Thought process: I see interesting pattern generated by this scratchy glass, make use of it as my filter to capture the image. No way for me to do long exposures in the car, maybe next time I should ask the driver if I can buy his glass.

Sunday, 15 April 2012

MNS: Light Painting Experiment

Exposure: Aperture F8|Shutter Speed 34s|ISO 100

Exposure: Aperture F8|Shutter Speed 24s|ISO 100
History of this abandoned house is not known, I would like to know more but people over there don't really speak English language and I myself suck at speaking Myanmar language, most of the time body language is used to interact with people nearby the area. One thing I found interesting is most of the old houses in Yangon city are not straight up.

Thought process: I'm not really into composition for this one, however I'm trying to be more playful with the use of red and green light, including filling the shadow with the red light, and casting light(red) on the shadow that generated by the other light(green).

Saturday, 14 April 2012

MNS: Enter the night

Exposure: Aperture F8| Shutter Speed 15s|ISO 100
This is busy area during day time, where people are busying with their daily activities. At night however, nothing much happening around, cars are parked on the road side, everyone goes back to rest and sleep.

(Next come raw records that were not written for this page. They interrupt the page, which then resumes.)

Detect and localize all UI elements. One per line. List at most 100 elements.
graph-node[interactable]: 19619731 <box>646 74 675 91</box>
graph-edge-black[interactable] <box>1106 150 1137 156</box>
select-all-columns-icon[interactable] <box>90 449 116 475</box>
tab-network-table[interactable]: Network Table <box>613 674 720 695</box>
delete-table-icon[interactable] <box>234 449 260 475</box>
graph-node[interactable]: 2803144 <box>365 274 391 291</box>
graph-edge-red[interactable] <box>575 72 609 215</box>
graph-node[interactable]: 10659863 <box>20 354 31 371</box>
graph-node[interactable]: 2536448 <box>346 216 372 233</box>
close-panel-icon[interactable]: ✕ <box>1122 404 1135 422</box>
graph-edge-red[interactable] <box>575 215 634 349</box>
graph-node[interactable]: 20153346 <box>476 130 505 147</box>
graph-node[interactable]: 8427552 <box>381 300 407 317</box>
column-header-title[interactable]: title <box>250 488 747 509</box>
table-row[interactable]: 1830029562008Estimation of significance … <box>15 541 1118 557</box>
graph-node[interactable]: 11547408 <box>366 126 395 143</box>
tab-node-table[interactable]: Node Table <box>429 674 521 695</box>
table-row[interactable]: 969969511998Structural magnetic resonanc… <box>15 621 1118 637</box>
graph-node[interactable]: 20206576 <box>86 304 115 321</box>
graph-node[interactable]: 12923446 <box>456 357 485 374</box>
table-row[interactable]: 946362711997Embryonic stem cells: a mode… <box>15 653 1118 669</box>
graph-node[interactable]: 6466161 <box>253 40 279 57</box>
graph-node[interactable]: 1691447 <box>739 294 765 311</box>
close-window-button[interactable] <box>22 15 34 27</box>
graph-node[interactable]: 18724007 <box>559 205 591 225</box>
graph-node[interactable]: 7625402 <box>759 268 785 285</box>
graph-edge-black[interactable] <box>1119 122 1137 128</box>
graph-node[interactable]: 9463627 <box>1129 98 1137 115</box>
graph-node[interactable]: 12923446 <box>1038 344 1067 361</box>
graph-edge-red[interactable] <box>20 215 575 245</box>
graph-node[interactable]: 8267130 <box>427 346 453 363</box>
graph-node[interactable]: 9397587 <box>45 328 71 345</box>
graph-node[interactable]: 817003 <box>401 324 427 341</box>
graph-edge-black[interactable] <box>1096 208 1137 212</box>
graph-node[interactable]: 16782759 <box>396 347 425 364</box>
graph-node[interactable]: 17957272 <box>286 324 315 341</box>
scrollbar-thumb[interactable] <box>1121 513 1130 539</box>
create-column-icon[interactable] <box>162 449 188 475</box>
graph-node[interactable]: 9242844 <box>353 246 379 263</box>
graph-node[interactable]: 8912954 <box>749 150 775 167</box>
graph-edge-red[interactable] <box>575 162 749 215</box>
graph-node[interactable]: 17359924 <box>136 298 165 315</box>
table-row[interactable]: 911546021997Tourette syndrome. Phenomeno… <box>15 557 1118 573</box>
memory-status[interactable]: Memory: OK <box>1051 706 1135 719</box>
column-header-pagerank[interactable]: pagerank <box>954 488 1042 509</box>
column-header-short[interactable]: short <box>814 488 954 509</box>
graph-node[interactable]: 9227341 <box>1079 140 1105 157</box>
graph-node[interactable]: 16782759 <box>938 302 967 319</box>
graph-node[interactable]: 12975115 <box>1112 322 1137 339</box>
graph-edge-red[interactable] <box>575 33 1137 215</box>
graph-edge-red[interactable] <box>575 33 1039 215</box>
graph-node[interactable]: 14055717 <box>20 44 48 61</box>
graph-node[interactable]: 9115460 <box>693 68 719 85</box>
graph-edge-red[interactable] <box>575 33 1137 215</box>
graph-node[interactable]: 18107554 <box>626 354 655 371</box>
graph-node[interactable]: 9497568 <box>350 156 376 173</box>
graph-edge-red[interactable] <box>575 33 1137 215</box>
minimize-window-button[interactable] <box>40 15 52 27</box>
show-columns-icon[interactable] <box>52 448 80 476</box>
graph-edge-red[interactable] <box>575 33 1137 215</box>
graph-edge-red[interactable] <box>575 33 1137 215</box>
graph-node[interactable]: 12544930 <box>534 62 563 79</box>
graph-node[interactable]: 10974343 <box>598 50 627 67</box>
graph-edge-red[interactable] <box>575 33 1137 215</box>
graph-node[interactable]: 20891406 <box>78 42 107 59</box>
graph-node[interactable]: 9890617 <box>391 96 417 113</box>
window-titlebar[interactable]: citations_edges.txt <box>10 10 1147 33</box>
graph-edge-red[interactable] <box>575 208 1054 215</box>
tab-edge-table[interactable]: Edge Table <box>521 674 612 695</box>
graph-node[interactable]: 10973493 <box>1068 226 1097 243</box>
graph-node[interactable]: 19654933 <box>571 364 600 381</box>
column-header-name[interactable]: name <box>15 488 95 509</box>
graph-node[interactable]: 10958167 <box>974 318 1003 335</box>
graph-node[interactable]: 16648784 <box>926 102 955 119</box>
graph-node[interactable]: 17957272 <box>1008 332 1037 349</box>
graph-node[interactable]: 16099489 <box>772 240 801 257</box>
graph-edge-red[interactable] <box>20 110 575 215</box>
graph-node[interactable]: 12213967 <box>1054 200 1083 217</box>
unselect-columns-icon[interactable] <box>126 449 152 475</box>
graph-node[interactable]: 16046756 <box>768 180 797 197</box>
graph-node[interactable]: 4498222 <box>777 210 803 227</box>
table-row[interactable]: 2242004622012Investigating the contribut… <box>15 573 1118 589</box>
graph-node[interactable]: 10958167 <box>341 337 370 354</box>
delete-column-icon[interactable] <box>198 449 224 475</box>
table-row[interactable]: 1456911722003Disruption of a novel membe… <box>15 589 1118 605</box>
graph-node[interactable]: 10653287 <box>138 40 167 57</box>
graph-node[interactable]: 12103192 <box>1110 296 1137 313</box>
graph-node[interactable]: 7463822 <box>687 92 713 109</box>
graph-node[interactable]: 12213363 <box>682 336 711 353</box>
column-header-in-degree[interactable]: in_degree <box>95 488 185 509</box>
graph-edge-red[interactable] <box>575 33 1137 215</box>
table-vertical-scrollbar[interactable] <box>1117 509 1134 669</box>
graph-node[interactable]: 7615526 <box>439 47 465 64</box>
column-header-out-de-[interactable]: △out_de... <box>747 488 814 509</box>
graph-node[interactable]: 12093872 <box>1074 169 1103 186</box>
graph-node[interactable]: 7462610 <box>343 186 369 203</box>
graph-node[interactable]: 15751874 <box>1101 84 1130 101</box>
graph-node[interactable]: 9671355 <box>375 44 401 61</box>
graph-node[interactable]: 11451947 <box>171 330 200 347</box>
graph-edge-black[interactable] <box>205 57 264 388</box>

Thought process: Standing in the middle of the road while doing long exposures since not many cars around and I should be able to avoid crashing, to create balance, make sure building at both side has equal amount of present in the frame, tilt the camera up a little so that the perspective will show how tall the buildings are.

Friday, 13 April 2012

MNS: Rangoon War Cemetery 1939-1945

Exposure: Aperture F8|Shutter Speed 30s|ISO 400
For the history of the location, I can't explain better than this.

Thought process: I'm locked out of the gate, they don't allow visitors to enter after 7pm so I only have limited space to take the photograph of this war cemetery, to make it interesting, I illuminate the gate with my torch light to form the strong cross shadow and adjust it carefully to merge with the cross statue in order to lead the eyes to the main subject(cross statue). Red light is used here to remember the blood and tears of the casualties.